Enter a sequence or choose fasta file(s), max 50 MiB.

List of sites:

Enter sites (whitespace-dilimited) or choose text file(s).

Method(s) of compositional bias calculation:


Input sequence

Input sequence should be in FASTA format. It could contain multiple entries. They are presumed to be separated parts of a single sequence. Any non-ACGT symbol will be treated as sequence break. The exception is space, newline, and gap ("-") symbols which are ignored.

Input sequence could be loaded as fasta file(s). Maximum total size is 50 MiB (50×10242 bytes).

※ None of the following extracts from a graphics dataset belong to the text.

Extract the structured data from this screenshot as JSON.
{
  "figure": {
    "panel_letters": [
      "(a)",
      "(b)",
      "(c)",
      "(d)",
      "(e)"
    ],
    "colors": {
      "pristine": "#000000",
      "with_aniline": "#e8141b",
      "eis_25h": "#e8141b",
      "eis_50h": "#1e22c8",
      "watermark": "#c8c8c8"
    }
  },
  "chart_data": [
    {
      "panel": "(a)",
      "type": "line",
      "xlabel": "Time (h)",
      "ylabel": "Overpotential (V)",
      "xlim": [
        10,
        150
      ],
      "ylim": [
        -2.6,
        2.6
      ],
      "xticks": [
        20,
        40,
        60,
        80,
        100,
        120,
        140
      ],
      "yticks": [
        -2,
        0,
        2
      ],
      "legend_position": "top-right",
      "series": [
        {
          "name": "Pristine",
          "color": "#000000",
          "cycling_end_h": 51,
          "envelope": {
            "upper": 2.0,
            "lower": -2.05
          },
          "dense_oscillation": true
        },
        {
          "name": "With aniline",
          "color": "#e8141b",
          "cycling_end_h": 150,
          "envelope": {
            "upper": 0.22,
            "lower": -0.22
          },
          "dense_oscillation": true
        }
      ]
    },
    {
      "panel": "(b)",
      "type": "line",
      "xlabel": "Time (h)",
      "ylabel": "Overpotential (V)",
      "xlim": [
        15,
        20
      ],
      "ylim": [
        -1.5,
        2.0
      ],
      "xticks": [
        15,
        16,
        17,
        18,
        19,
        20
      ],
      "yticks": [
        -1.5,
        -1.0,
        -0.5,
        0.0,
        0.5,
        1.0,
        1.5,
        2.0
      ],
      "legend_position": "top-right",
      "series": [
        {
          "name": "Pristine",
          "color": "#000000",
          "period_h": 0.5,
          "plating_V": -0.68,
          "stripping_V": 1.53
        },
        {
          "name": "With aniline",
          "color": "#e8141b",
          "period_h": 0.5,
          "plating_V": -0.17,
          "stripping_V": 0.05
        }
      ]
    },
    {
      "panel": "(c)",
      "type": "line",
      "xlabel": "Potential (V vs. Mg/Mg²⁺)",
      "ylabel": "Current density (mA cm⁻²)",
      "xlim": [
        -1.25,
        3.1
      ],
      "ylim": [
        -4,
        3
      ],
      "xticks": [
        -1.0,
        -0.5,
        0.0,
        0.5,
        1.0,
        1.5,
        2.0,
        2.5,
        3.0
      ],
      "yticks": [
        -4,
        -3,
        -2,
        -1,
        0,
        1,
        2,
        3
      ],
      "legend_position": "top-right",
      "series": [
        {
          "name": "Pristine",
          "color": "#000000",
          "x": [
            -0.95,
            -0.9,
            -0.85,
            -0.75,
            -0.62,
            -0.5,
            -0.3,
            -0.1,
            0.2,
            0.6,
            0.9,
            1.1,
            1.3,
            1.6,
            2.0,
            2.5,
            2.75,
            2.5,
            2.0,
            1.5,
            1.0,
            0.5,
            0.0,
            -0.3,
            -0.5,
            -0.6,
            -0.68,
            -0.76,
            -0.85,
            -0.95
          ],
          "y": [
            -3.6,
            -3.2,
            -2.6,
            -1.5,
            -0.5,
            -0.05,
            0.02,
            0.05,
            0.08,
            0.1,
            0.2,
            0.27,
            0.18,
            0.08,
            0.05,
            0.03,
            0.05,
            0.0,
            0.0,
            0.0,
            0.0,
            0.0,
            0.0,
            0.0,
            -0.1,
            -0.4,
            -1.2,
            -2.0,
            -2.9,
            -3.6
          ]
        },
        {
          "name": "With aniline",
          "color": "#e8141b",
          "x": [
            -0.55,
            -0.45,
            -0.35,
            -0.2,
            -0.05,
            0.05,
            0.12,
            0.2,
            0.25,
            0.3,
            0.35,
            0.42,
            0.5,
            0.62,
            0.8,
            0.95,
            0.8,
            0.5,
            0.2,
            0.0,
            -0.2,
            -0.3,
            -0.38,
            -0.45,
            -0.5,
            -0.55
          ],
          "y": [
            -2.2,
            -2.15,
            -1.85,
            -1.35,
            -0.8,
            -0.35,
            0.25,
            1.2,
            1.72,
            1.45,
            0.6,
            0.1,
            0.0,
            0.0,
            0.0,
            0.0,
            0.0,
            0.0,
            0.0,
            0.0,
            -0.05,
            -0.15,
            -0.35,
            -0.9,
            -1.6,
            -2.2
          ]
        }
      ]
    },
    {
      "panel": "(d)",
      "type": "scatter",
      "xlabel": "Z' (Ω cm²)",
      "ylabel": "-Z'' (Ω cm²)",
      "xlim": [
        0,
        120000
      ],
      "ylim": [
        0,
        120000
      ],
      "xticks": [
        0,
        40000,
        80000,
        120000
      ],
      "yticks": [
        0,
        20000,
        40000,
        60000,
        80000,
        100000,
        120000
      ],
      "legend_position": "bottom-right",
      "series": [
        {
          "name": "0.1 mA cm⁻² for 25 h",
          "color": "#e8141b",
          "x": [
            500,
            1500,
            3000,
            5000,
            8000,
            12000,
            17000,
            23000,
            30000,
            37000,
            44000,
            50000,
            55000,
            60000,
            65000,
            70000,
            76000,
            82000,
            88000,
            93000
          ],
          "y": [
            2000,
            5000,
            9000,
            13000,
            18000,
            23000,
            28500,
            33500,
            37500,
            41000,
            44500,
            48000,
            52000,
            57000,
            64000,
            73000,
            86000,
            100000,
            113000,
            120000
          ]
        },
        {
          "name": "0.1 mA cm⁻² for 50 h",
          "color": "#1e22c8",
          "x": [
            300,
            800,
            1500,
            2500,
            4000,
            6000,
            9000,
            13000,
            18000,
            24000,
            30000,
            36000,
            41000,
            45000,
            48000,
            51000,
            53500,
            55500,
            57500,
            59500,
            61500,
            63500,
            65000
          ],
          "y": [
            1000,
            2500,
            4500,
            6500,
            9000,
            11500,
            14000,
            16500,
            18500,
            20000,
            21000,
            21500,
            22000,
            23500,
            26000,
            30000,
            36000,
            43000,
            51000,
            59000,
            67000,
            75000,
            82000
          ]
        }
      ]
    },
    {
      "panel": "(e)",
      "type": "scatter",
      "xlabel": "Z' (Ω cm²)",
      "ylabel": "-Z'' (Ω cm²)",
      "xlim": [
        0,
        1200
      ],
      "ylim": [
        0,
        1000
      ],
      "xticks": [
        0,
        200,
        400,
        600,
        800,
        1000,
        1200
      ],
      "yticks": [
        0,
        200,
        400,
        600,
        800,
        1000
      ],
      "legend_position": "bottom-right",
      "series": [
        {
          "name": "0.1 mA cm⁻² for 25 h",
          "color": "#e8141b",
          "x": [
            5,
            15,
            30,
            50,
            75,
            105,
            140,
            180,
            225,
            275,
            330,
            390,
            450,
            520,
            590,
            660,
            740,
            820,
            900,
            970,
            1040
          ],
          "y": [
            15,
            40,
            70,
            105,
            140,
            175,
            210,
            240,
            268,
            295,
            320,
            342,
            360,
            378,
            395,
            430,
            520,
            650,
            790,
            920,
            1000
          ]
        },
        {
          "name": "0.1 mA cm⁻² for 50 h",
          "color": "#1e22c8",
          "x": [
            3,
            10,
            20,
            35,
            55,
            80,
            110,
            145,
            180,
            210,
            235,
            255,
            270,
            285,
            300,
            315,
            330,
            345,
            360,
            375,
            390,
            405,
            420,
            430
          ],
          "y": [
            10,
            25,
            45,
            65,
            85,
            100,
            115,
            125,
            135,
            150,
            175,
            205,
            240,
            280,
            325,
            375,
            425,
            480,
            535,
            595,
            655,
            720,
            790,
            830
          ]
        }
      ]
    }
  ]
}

Content of the chosen files and the text field will be joined.

List of sites

CBcalc could handle both continuous and bipartite sites which length does not exceed 10 bases. A bipartite site contains two continuous parts divided by multi-N spacer of fixed length. Length of a bipartite site is a sum of lengths of its parts. Gap length should not exceed 16. The sites could contain any DNA nucleotide symbols (A C G T W S M K R Y B D H V N). Empty lines are ignored.

The list of sites could be loaded as ASCII text file(s) (not RTF, DOC, DOCX, ODT, etc). They should contain one site per line. Empty lines are ignored.

Content of the chosen files and the text field will be joined.

Methods of calculation of compositional biases

There are four methods implemented: M0, MM, PBM, BCK. M0 is based on Bernoulli model of genome sequence, MM utilizes Markov chains of maximum applicable order (L−2, where L is a site length) as a sequence model. PBM was designed by Pevzner et al. to improve MM. BCK was suggested by Burge et al. It takes into account observed frequences of all subsites of a site.

Stand-alone version and source code

CBcalc has a stand-alone version. The source code is available at GitHub.